Dove vivere in pensione nel 2025: i Paesi migliori per sicurezza e benessere

Immaginare la pensione oggi non significa più pensare a giorni monotoni e immobilità. Per molti, rappresenta una seconda possibilità: una nuova fase della vita da vivere in luoghi che offrano serenità, sicurezza economica e qualità della vita. Sempre più persone scelgono di trasferirsi all’estero, alla ricerca di Paesi dove il costo della vita sia equilibrato, i servizi efficienti e l’ambiente accogliente.

Ma quali destinazioni offrono davvero queste condizioni? La risposta arriva dal Global Retirement Index 2025 di Natixis, che valuta quanto i Paesi siano preparati a sostenere una popolazione che invecchia, analizzando fattori economici, sociali e sanitari.

Come funziona il Global Retirement Index

L’indice prende in esame 44 economie avanzate, valutate tramite 18 indicatori suddivisi in quattro aree chiave:

  • Finanze in pensione: protezione dei risparmi, impatto del debito pubblico e stabilità economica.
  • Benessere materiale: qualità della vita e capacità di mantenere un tenore adeguato.
  • Salute: accesso alle cure, aspettativa di vita e qualità del sistema sanitario.
  • Qualità della vita: fattori sociali, sicurezza, ambiente e benessere psicologico.

Non si tratta solo di capire dove le persone possono vivere più a lungo, ma soprattutto dove possono vivere meglio.

Europa del Nord in vetta: modelli di coesione e sostenibilità

La Top Ten 2025 del Global Retirement Index mostra chiaramente chi domina la scena: l’Europa del Nord. La classifica completa:

  • Norvegia
  • Irlanda
  • Svizzera
  • Islanda
  • Danimarca
  • Paesi Bassi
  • Australia
  • Germania
  • Lussemburgo
  • Slovenia.

I Paesi nordici si distinguono per coesione sociale, welfare avanzato e capacità di sostenere una popolazione che invecchia senza compromettere la stabilità economica.

Norvegia: la regina della pensione serena

Con un punteggio dell’83%, la Norvegia si conferma il Paese migliore per la pensione. Il suo segreto? Un sistema sanitario eccellente, bassissimi tassi di disoccupazione e una distribuzione del reddito molto equilibrata. Il welfare scandinavo, sostenuto dal fondo sovrano derivante dalle rendite petrolifere, garantisce servizi di altissimo livello senza rischiare la stabilità economica del Paese. Dal 2012, la Norvegia non è mai uscita dalle prime tre posizioni del GRI, dimostrando una solidità strutturale rara.

Irlanda: la nuova sorpresa del benessere

Seconda in classifica, l’Irlanda ha rafforzato la propria stabilità economica negli ultimi anni. Con inflazione sotto controllo, crescita sostenuta e politiche fiscali mirate, il Paese offre protezione ai risparmi dei cittadini e un sistema sanitario in miglioramento continuo. L’Irlanda dimostra come sia possibile combinare sicurezza finanziaria e benessere generale per la popolazione anziana.
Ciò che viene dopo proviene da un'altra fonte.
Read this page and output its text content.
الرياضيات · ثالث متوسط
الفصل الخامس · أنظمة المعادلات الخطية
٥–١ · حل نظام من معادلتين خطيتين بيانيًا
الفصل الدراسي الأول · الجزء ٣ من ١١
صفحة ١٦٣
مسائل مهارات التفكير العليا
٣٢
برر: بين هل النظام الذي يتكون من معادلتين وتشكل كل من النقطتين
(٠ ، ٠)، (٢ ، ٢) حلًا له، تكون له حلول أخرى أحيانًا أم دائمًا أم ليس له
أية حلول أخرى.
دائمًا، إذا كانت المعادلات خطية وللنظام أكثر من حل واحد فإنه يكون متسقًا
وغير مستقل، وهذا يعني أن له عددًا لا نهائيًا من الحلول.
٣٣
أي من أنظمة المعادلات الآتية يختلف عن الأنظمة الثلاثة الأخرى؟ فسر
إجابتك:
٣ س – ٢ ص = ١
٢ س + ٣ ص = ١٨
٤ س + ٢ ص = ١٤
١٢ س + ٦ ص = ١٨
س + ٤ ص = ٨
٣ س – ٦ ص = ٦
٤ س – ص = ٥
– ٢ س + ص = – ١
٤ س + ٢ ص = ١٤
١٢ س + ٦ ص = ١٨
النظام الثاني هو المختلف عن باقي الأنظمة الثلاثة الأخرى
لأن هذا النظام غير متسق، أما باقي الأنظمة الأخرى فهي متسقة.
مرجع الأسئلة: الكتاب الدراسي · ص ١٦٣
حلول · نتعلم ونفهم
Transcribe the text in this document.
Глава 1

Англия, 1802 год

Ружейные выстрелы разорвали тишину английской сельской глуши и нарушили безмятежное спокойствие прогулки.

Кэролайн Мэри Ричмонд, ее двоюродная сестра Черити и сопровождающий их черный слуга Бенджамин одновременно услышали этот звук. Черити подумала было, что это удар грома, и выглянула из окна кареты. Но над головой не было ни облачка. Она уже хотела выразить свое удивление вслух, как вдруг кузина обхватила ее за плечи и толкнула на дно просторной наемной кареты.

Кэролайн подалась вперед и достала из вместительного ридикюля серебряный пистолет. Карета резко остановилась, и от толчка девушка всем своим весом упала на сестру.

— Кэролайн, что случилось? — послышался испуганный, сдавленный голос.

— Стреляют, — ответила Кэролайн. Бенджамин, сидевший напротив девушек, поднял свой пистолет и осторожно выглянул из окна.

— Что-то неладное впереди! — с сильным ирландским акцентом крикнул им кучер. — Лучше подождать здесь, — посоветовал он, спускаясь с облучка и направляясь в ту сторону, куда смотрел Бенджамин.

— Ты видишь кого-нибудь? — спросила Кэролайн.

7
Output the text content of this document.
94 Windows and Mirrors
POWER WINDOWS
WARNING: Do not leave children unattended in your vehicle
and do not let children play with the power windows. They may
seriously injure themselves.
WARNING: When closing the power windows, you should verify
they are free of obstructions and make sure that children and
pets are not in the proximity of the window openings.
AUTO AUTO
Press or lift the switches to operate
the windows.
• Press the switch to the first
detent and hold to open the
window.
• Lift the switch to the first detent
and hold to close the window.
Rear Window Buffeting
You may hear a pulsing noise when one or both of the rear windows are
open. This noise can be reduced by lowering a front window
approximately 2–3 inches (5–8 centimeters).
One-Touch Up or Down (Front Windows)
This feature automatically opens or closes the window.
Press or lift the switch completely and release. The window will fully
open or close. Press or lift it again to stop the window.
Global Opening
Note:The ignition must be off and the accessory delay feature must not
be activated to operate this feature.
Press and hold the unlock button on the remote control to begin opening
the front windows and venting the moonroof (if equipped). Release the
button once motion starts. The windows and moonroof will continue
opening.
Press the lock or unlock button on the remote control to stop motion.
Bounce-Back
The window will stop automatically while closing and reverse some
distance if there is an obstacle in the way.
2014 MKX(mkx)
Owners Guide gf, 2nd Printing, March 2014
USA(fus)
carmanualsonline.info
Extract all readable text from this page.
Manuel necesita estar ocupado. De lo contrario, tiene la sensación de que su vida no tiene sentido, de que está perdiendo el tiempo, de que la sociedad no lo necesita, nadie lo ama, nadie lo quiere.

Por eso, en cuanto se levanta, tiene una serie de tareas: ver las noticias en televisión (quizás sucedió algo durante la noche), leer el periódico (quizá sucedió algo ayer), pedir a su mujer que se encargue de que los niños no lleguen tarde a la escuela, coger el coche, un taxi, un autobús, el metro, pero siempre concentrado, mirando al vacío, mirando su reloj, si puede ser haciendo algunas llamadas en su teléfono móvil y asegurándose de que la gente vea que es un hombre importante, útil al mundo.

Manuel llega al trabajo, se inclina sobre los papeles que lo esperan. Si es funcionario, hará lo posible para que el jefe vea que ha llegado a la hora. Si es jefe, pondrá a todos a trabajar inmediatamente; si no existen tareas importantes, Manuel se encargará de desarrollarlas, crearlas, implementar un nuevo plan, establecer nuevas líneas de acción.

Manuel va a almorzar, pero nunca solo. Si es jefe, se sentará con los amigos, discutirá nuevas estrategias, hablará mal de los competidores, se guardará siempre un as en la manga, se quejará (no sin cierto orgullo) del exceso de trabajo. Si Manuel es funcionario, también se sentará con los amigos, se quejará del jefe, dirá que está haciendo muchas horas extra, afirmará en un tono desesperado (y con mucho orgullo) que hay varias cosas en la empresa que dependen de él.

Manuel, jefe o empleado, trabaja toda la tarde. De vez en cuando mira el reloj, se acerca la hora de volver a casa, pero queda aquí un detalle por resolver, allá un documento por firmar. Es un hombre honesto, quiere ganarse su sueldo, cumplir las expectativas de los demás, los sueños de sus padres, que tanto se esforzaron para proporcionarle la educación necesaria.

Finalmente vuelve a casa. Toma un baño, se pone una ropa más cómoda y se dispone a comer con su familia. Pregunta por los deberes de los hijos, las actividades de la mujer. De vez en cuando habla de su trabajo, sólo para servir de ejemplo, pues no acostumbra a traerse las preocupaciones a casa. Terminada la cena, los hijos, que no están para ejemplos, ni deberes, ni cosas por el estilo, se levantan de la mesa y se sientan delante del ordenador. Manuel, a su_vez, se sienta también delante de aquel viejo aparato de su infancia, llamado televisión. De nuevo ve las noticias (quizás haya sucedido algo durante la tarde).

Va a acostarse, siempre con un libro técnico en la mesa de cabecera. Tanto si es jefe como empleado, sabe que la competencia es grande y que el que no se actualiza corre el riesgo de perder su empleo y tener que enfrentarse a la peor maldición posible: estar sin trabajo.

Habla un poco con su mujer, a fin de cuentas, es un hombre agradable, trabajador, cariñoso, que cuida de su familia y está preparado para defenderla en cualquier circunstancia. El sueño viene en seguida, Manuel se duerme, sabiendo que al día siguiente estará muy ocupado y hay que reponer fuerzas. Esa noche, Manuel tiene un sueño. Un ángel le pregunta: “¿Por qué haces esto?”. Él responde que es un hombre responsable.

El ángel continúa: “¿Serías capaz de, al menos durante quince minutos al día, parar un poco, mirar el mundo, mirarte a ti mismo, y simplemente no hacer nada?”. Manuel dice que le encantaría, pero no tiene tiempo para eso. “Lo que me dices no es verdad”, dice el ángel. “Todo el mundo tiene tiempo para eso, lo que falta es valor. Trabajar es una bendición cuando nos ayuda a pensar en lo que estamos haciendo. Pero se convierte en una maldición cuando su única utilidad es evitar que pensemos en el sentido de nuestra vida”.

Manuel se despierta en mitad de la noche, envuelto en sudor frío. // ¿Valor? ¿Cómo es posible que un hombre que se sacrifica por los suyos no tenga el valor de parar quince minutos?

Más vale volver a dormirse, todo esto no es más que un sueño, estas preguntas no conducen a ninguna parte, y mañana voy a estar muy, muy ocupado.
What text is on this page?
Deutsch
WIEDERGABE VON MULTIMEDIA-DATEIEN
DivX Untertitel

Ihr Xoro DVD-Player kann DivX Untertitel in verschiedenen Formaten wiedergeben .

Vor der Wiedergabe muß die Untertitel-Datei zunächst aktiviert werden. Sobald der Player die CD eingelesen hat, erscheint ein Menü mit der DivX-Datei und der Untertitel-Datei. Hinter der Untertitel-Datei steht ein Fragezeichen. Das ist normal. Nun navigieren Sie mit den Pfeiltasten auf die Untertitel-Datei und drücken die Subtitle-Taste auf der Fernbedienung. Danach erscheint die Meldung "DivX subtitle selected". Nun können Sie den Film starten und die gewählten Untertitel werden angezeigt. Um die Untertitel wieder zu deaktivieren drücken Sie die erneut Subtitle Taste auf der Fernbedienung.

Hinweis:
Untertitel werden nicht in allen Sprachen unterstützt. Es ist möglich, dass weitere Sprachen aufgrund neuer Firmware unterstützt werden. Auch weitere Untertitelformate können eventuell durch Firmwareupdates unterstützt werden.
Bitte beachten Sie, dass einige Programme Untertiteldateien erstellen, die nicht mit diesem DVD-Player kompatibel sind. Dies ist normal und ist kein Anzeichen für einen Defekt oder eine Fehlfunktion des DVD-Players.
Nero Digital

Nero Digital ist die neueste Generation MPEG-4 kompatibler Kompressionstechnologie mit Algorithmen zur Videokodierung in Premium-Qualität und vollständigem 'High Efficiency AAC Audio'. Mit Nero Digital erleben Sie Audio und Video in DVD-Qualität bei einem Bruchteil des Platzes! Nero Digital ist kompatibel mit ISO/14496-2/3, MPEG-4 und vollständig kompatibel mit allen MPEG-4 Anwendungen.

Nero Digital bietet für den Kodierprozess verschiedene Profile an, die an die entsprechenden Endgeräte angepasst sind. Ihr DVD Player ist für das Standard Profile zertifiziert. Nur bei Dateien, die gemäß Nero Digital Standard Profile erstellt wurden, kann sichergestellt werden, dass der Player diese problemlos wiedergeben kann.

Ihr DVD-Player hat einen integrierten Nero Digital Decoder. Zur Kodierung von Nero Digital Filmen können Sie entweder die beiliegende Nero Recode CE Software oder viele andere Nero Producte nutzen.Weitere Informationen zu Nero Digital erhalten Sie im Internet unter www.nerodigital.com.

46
Svizzera, Islanda e Danimarca: equilibrio tra natura e qualità della vita

Queste tre nazioni rappresentano un modello di equilibrio tra benessere materiale e qualità della vita:

  • Svizzera: efficienza del sistema sanitario e alta aspettativa di vita.
  • Islanda: coesione sociale, bassi livelli di criminalità e attenzione alla sostenibilità ambientale.
  • Danimarca: innovazione, servizi pubblici di qualità e fiducia tra cittadini e istituzioni.
  • Piccoli Stati, grandi risultati: Paesi Bassi, Lussemburgo e Slovenia

I Paesi Bassi e il Lussemburgo confermano posizioni alte grazie a economie stabili e governance agile, capaci di rispondere rapidamente ai bisogni della popolazione anziana. La Slovenia chiude la Top Ten, dimostrando l’ascesa dei Paesi dell’Europa centrale attenti a reti di protezione sociale efficaci.

I grandi Paesi arrancano

Tra i grandi Stati, la Germania è l’unica a entrare nella Top Ten, mentre Regno Unito, Stati Uniti e Canada occupano posizioni più basse (14°, 21° e 20°), e la Corea è 22ª.
Questi risultati evidenziano le difficoltà dei Paesi più complessi: disuguaglianze, inflazione prolungata e instabilità fiscale possono compromettere la serenità economica dei pensionati.